Now, the theme for this year is Transformation, and the mascot (you can just see in the background sign in the above picture) is this somewhat sinister character whose head has a cloud emerging on one side and a Medusa like nest of RJ-45 cable snakes emerging from the other. In fact, during Joe's talk, he took an impromptu poll for how many thought the mascot was "disturbing" and hands of half the room went up. Transformation can be unsettling, and I guess this unsettling mascot reinforces that message.

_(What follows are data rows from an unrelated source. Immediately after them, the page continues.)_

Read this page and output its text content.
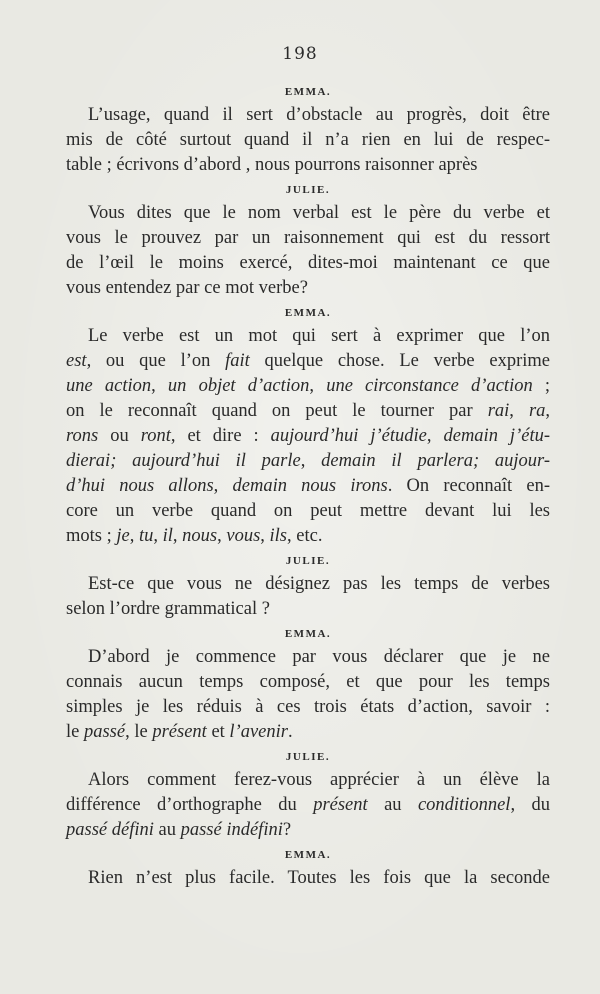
198
EMMA.
L’usage, quand il sert d’obstacle au progrès, doit être
mis de côté surtout quand il n’a rien en lui de respec-
table ; écrivons d’abord , nous pourrons raisonner après
JULIE.
Vous dites que le nom verbal est le père du verbe et
vous le prouvez par un raisonnement qui est du ressort
de l’œil le moins exercé, dites-moi maintenant ce que
vous entendez par ce mot verbe?
EMMA.
Le verbe est un mot qui sert à exprimer que l’on
est, ou que l’on fait quelque chose. Le verbe exprime
une action, un objet d’action, une circonstance d’action ;
on le reconnaît quand on peut le tourner par rai, ra,
rons ou ront, et dire : aujourd’hui j’étudie, demain j’étu-
dierai; aujourd’hui il parle, demain il parlera; aujour-
d’hui nous allons, demain nous irons. On reconnaît en-
core un verbe quand on peut mettre devant lui les
mots ; je, tu, il, nous, vous, ils, etc.
JULIE.
Est-ce que vous ne désignez pas les temps de verbes
selon l’ordre grammatical ?
EMMA.
D’abord je commence par vous déclarer que je ne
connais aucun temps composé, et que pour les temps
simples je les réduis à ces trois états d’action, savoir :
le passé, le présent et l’avenir.
JULIE.
Alors comment ferez-vous apprécier à un élève la
différence d’orthographe du présent au conditionnel, du
passé défini au passé indéfini?
EMMA.
Rien n’est plus facile. Toutes les fois que la seconde
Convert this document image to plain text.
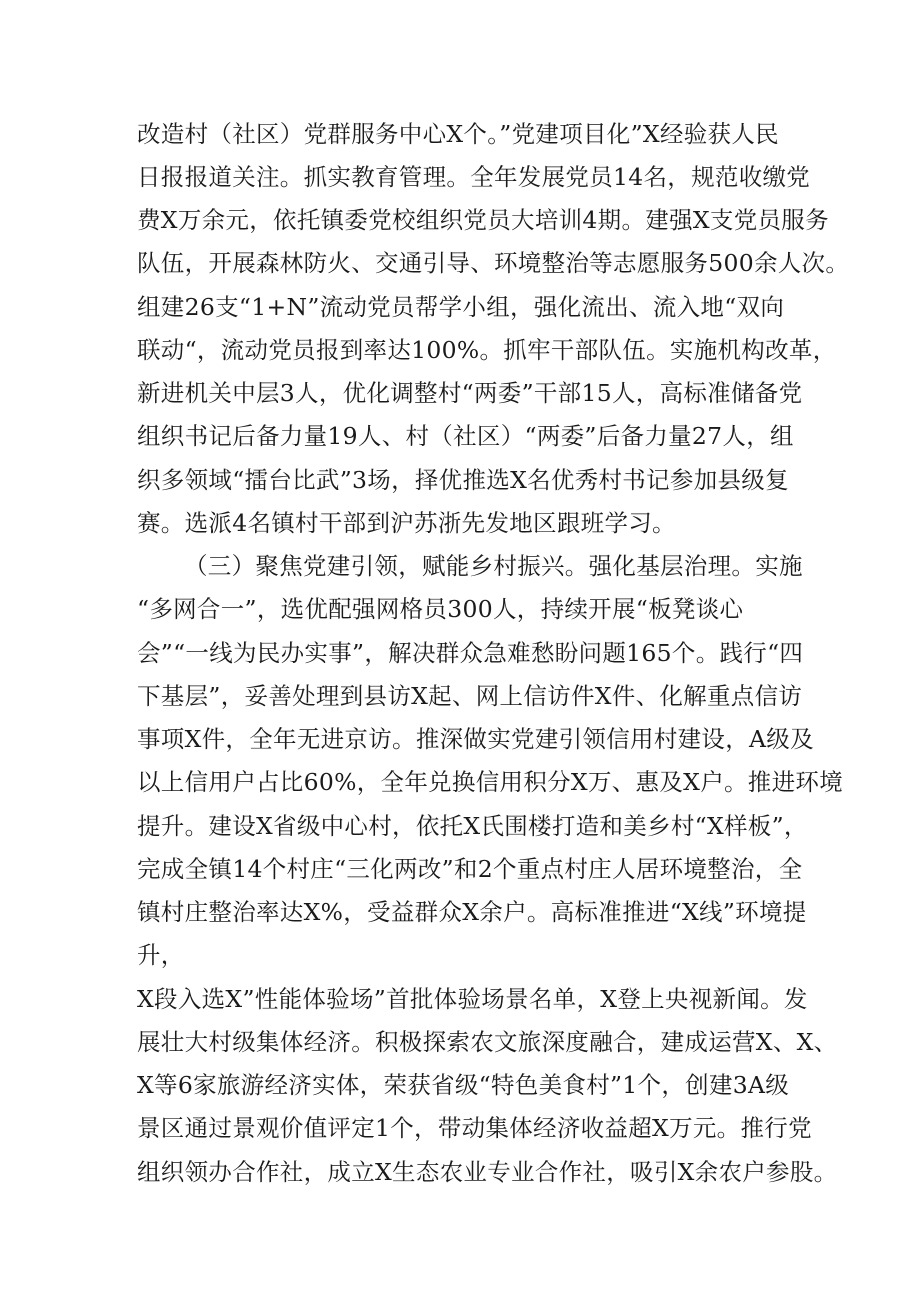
改造村（社区）党群服务中心X个。”党建项目化”X经验获人民
日报报道关注。抓实教育管理。全年发展党员14名，规范收缴党
费X万余元，依托镇委党校组织党员大培训4期。建强X支党员服务
队伍，开展森林防火、交通引导、环境整治等志愿服务500余人次。
组建26支“1+N”流动党员帮学小组，强化流出、流入地“双向
联动“，流动党员报到率达100%。抓牢干部队伍。实施机构改革，
新进机关中层3人，优化调整村“两委”干部15人，高标准储备党
组织书记后备力量19人、村（社区）“两委”后备力量27人，组
织多领域“擂台比武”3场，择优推选X名优秀村书记参加县级复
赛。选派4名镇村干部到沪苏浙先发地区跟班学习。
（三）聚焦党建引领，赋能乡村振兴。强化基层治理。实施
“多网合一”，选优配强网格员300人，持续开展“板凳谈心
会”“一线为民办实事”，解决群众急难愁盼问题165个。践行“四
下基层”，妥善处理到县访X起、网上信访件X件、化解重点信访
事项X件，全年无进京访。推深做实党建引领信用村建设，A级及
以上信用户占比60%，全年兑换信用积分X万、惠及X户。推进环境
提升。建设X省级中心村，依托X氏围楼打造和美乡村“X样板”，
完成全镇14个村庄“三化两改”和2个重点村庄人居环境整治，全
镇村庄整治率达X%，受益群众X余户。高标准推进“X线”环境提
升，
X段入选X”性能体验场”首批体验场景名单，X登上央视新闻。发
展壮大村级集体经济。积极探索农文旅深度融合，建成运营X、X、
X等6家旅游经济实体，荣获省级“特色美食村”1个，创建3A级
景区通过景观价值评定1个，带动集体经济收益超X万元。推行党
组织领办合作社，成立X生态农业专业合作社，吸引X余农户参股。
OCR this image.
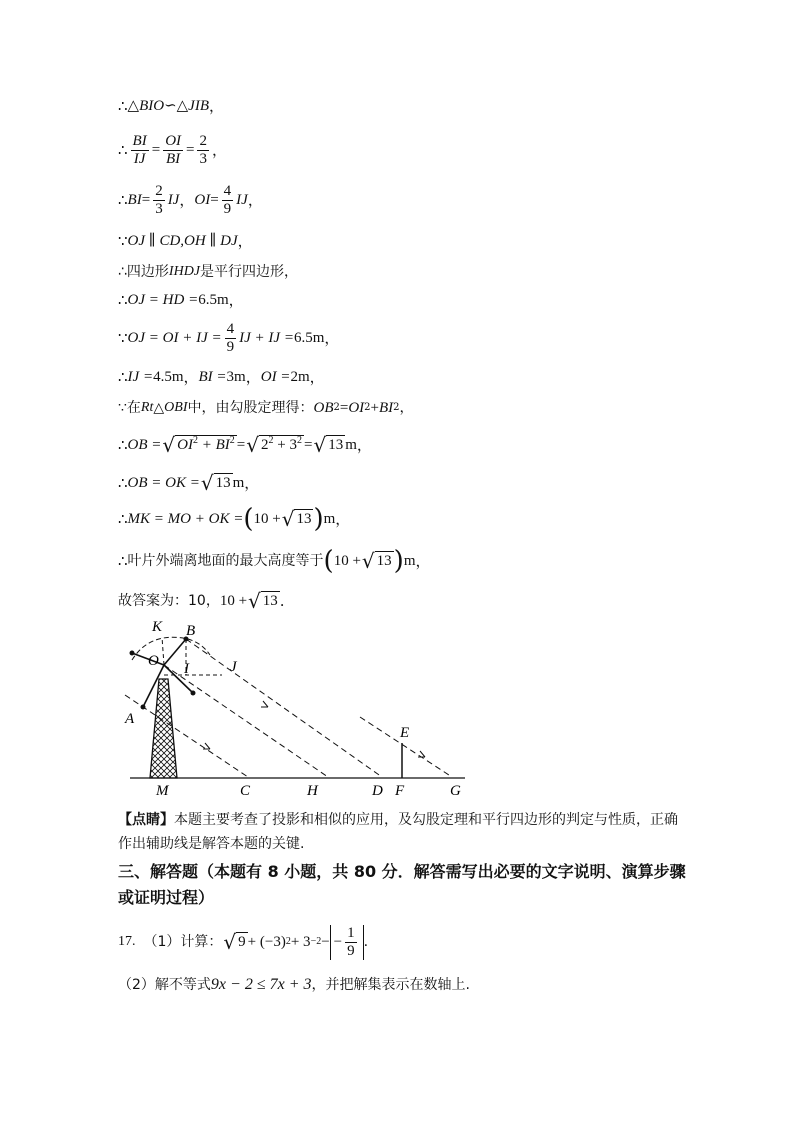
∴ △BIO∽△JIB ，
∴ $\frac{BI}{IJ} = \frac{OI}{BI} = \frac{2}{3}$ ，
∴ BI = $\frac{2}{3}$ IJ ， OI = $\frac{4}{9}$ IJ ，
∵ OJ ∥ CD,OH ∥ DJ ，
∴ 四边形 IHDJ 是平行四边形，
∴ OJ = HD = 6.5m ，
∵ OJ = OI + IJ = $\frac{4}{9}$ IJ + IJ = 6.5m ，
∴ IJ = 4.5m ， BI = 3m ， OI = 2m ，
∵ 在 Rt △ OBI 中，由勾股定理得： OB 2 = OI 2 + BI 2 ，
∴ OB = √ $OI^2 + BI^2$ = √ $2^2 + 3^2$ = √ 13 m ，
∴ OB = OK = √ 13 m ，
∴ MK = MO + OK = ( 10 + √ 13 ) m ，
∴ 叶片外端离地面的最大高度等于 ( 10 + √ 13 ) m ，
故答案为：10， 10 + √ 13 .
K B
O	J
I
A
E
M	C	H	D F	G
【点睛】本题主要考查了投影和相似的应用，及勾股定理和平行四边形的判定与性质，正确作出辅助线是解答本题的关键.
三、解答题（本题有 8 小题，共 80 分．解答需写出必要的文字说明、演算步骤或证明过程）
17. （1）计算： √ 9 + (−3) 2 + 3 −2 − − $\frac{1}{9}$ .
（2）解不等式 9x − 2 ≤ 7x + 3 ，并把解集表示在数轴上.
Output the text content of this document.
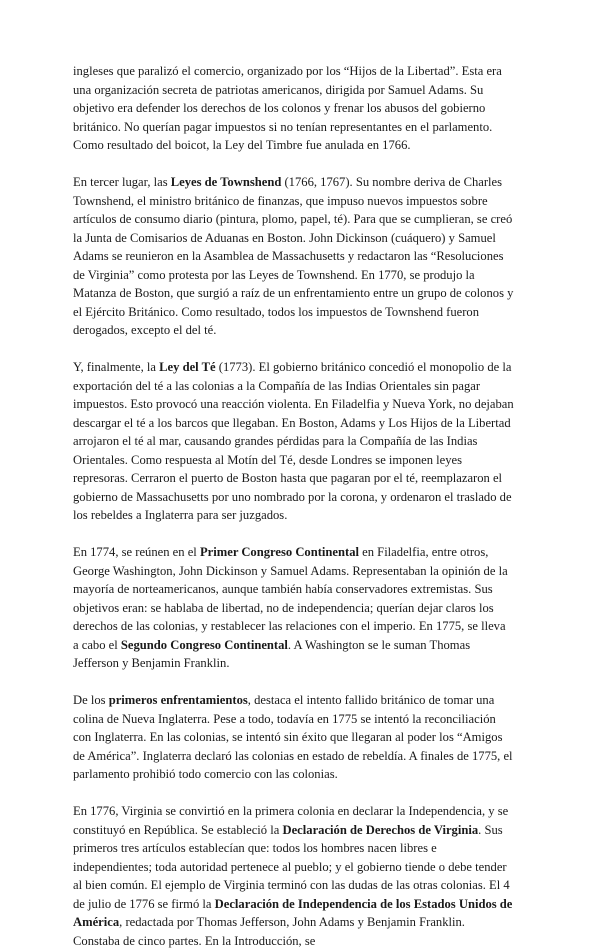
ingleses que paralizó el comercio, organizado por los “Hijos de la Libertad”. Esta era una organización secreta de patriotas americanos, dirigida por Samuel Adams. Su objetivo era defender los derechos de los colonos y frenar los abusos del gobierno británico. No querían pagar impuestos si no tenían representantes en el parlamento. Como resultado del boicot, la Ley del Timbre fue anulada en 1766.

En tercer lugar, las Leyes de Townshend (1766, 1767). Su nombre deriva de Charles Townshend, el ministro británico de finanzas, que impuso nuevos impuestos sobre artículos de consumo diario (pintura, plomo, papel, té). Para que se cumplieran, se creó la Junta de Comisarios de Aduanas en Boston. John Dickinson (cuáquero) y Samuel Adams se reunieron en la Asamblea de Massachusetts y redactaron las “Resoluciones de Virginia” como protesta por las Leyes de Townshend. En 1770, se produjo la Matanza de Boston, que surgió a raíz de un enfrentamiento entre un grupo de colonos y el Ejército Británico. Como resultado, todos los impuestos de Townshend fueron derogados, excepto el del té.

Y, finalmente, la Ley del Té (1773). El gobierno británico concedió el monopolio de la exportación del té a las colonias a la Compañía de las Indias Orientales sin pagar impuestos. Esto provocó una reacción violenta. En Filadelfia y Nueva York, no dejaban descargar el té a los barcos que llegaban. En Boston, Adams y Los Hijos de la Libertad arrojaron el té al mar, causando grandes pérdidas para la Compañía de las Indias Orientales. Como respuesta al Motín del Té, desde Londres se imponen leyes represoras. Cerraron el puerto de Boston hasta que pagaran por el té, reemplazaron el gobierno de Massachusetts por uno nombrado por la corona, y ordenaron el traslado de los rebeldes a Inglaterra para ser juzgados.

En 1774, se reúnen en el Primer Congreso Continental en Filadelfia, entre otros, George Washington, John Dickinson y Samuel Adams. Representaban la opinión de la mayoría de norteamericanos, aunque también había conservadores extremistas. Sus objetivos eran: se hablaba de libertad, no de independencia; querían dejar claros los derechos de las colonias, y restablecer las relaciones con el imperio. En 1775, se lleva a cabo el Segundo Congreso Continental. A Washington se le suman Thomas Jefferson y Benjamin Franklin.

De los primeros enfrentamientos, destaca el intento fallido británico de tomar una colina de Nueva Inglaterra. Pese a todo, todavía en 1775 se intentó la reconciliación con Inglaterra. En las colonias, se intentó sin éxito que llegaran al poder los “Amigos de América”. Inglaterra declaró las colonias en estado de rebeldía. A finales de 1775, el parlamento prohibió todo comercio con las colonias.

En 1776, Virginia se convirtió en la primera colonia en declarar la Independencia, y se constituyó en República. Se estableció la Declaración de Derechos de Virginia. Sus primeros tres artículos establecían que: todos los hombres nacen libres e independientes; toda autoridad pertenece al pueblo; y el gobierno tiende o debe tender al bien común. El ejemplo de Virginia terminó con las dudas de las otras colonias. El 4 de julio de 1776 se firmó la Declaración de Independencia de los Estados Unidos de América, redactada por Thomas Jefferson, John Adams y Benjamin Franklin. Constaba de cinco partes. En la Introducción, se
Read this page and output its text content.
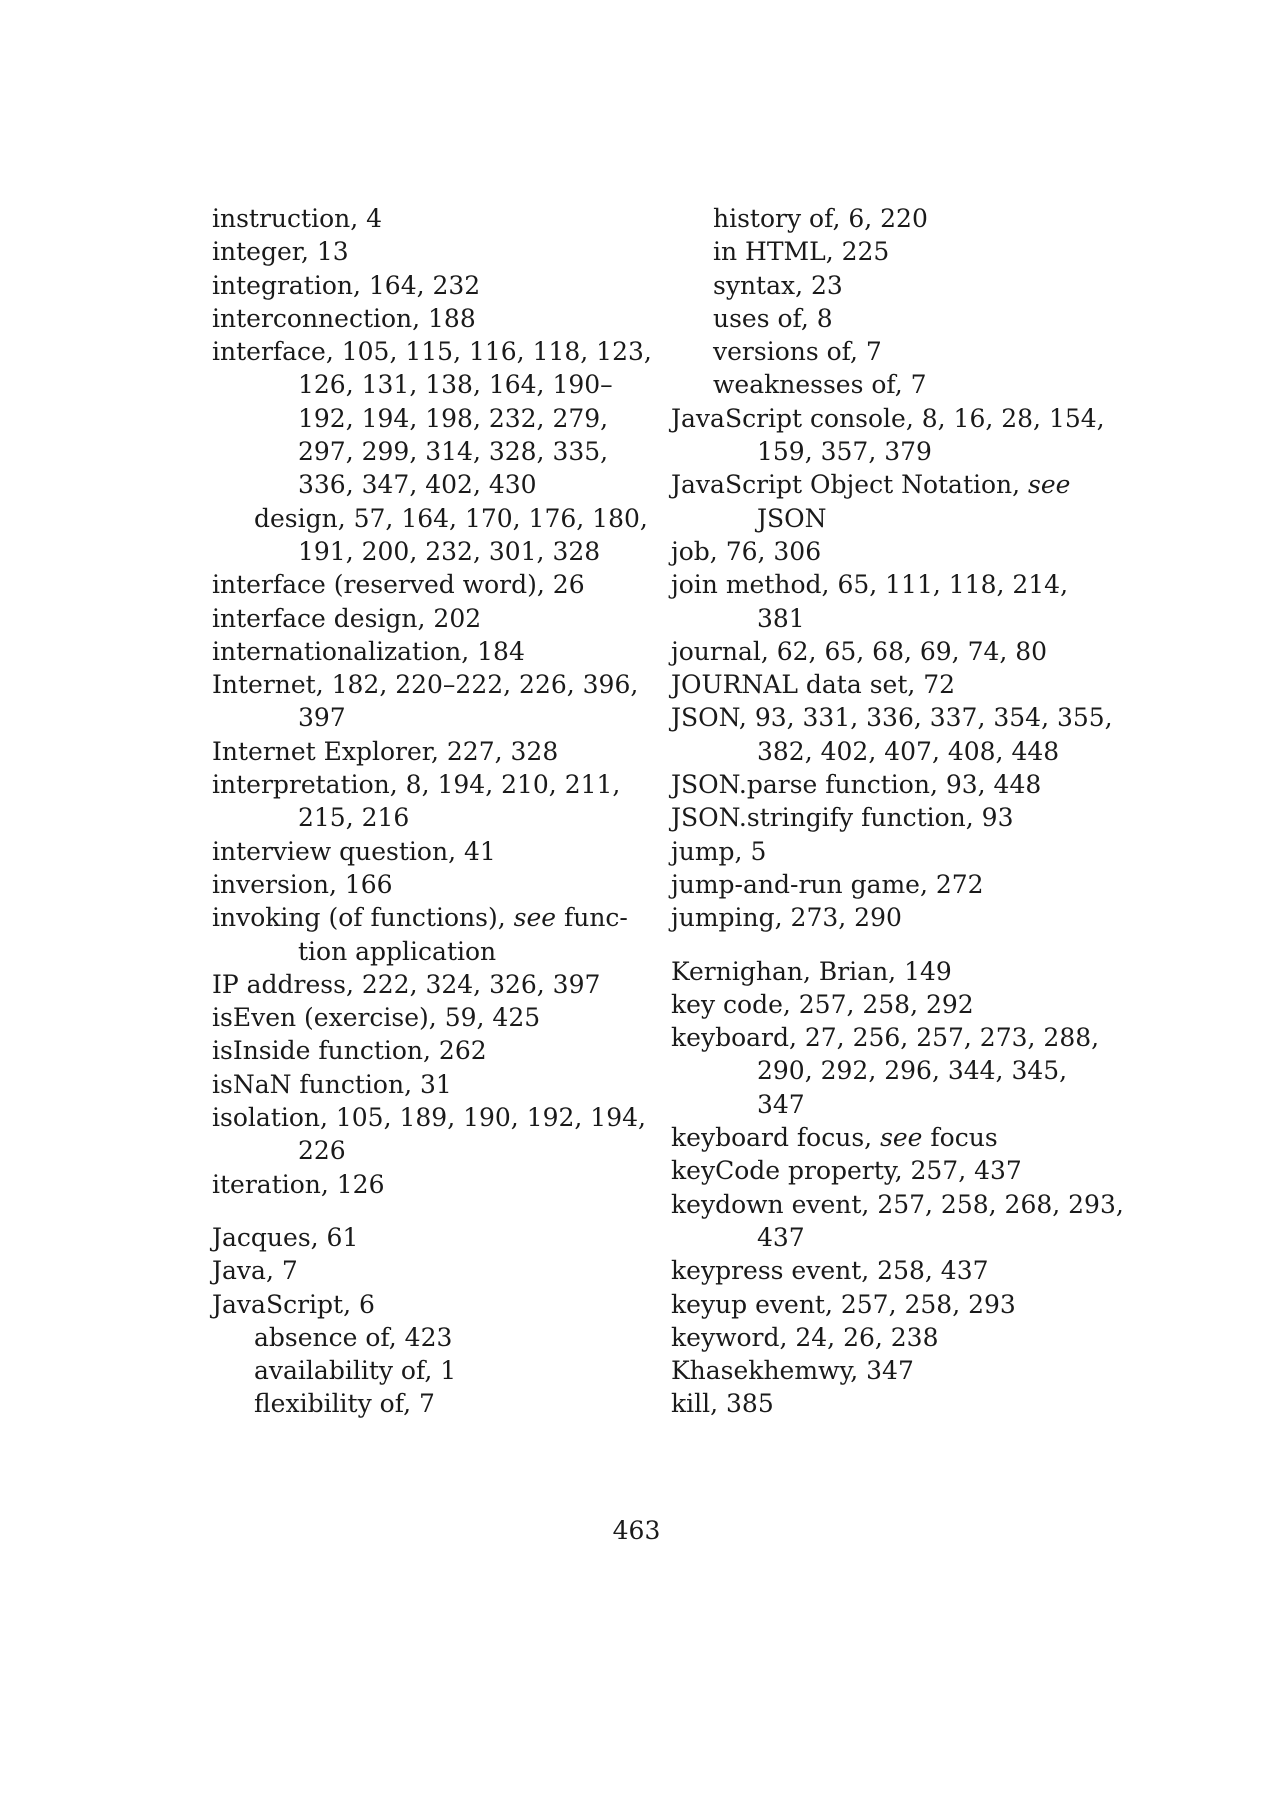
instruction, 4
integer, 13
integration, 164, 232
interconnection, 188
interface, 105, 115, 116, 118, 123,
126, 131, 138, 164, 190–
192, 194, 198, 232, 279,
297, 299, 314, 328, 335,
336, 347, 402, 430
design, 57, 164, 170, 176, 180,
191, 200, 232, 301, 328
interface (reserved word), 26
interface design, 202
internationalization, 184
Internet, 182, 220–222, 226, 396,
397
Internet Explorer, 227, 328
interpretation, 8, 194, 210, 211,
215, 216
interview question, 41
inversion, 166
invoking (of functions), see func-
tion application
IP address, 222, 324, 326, 397
isEven (exercise), 59, 425
isInside function, 262
isNaN function, 31
isolation, 105, 189, 190, 192, 194,
226
iteration, 126
Jacques, 61
Java, 7
JavaScript, 6
absence of, 423
availability of, 1
flexibility of, 7
history of, 6, 220
in HTML, 225
syntax, 23
uses of, 8
versions of, 7
weaknesses of, 7
JavaScript console, 8, 16, 28, 154,
159, 357, 379
JavaScript Object Notation, see
JSON
job, 76, 306
join method, 65, 111, 118, 214,
381
journal, 62, 65, 68, 69, 74, 80
JOURNAL data set, 72
JSON, 93, 331, 336, 337, 354, 355,
382, 402, 407, 408, 448
JSON.parse function, 93, 448
JSON.stringify function, 93
jump, 5
jump-and-run game, 272
jumping, 273, 290
Kernighan, Brian, 149
key code, 257, 258, 292
keyboard, 27, 256, 257, 273, 288,
290, 292, 296, 344, 345,
347
keyboard focus, see focus
keyCode property, 257, 437
keydown event, 257, 258, 268, 293,
437
keypress event, 258, 437
keyup event, 257, 258, 293
keyword, 24, 26, 238
Khasekhemwy, 347
kill, 385
463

Of course, there are a lot of breakouts about Big Data and how EMC is providing the tools you need to collect, analyze and maintain it. One example Pat reviewed was a retail shopping experince based on Jeremy Burton, VP of Marketing, being a really connected customer. It was at that point I realized my ID badge had the word "grey" at the bottom, driving home the point the EMC knows far too much about me already ;-)
The breakout sessions I attended so far have provided a good update on EMC products: VMAX, VNX, VPLEX, Isilon. And there have been some good sessions on FC, FCoE and iSCSI provided by David Black and Erik Smith. The comment by David that I want to echo went something like this, "Remember that the first two letters of FCoE are FC and that means it's just another flavor of Fiber Channel that happens to run over Ethernet." Yes, that's exactly right. And as Erik commented, you can use FCoE where you want, but you don't have to think "rip and replace" your Fibre Channel. Yes, that's correct as well. But, neither of them answered my number 1 question, "What is it that you need to do that Fibre Channel can't do, but FCoE can?" That's the one that should provide guidance about when its time to deploy your first FCoE project.
I found Kaushik Ghosh's presentation on the differences between scale-up (VMAX) vs. scale-out (Isilon) very informative and very logical. I recommend this presentation if you are trying to understand which provides the best value. As always, it depends on the application's requirements, but Kaushik's tools for understanding how to make the decision were very well thought out.
Monday evening was the catered eats and drinks in the exhibit hall. Once again, I bumped into quite a few folks I've worked with over the years who are now working for other companies as well as customers I've chatted with over the years. Despite the 13,000 plus attendees, isn't it funny how you are able to bump into folks you know?
One very interesting exhibit on display is The King Center Imaging Project which is funded by JPMorgan Chase & Co. Its a digital archive of images of over one million Dr. Martin Luther King, Jr artifacts. One in particular caught my eye, which was his transcript from seminary school at A. B. Morehouse College from 1948. What jumped out were his grades in public speaking. He got "C"s. Yet, he is credited as being one of the most eloquent orators of the 20th century. Somehow, seeing an image of this transcript was very compelling. And, this project really puts a human face on the intrinsic value of Big Data while underscoring why preserving digital images of the past are an important investment.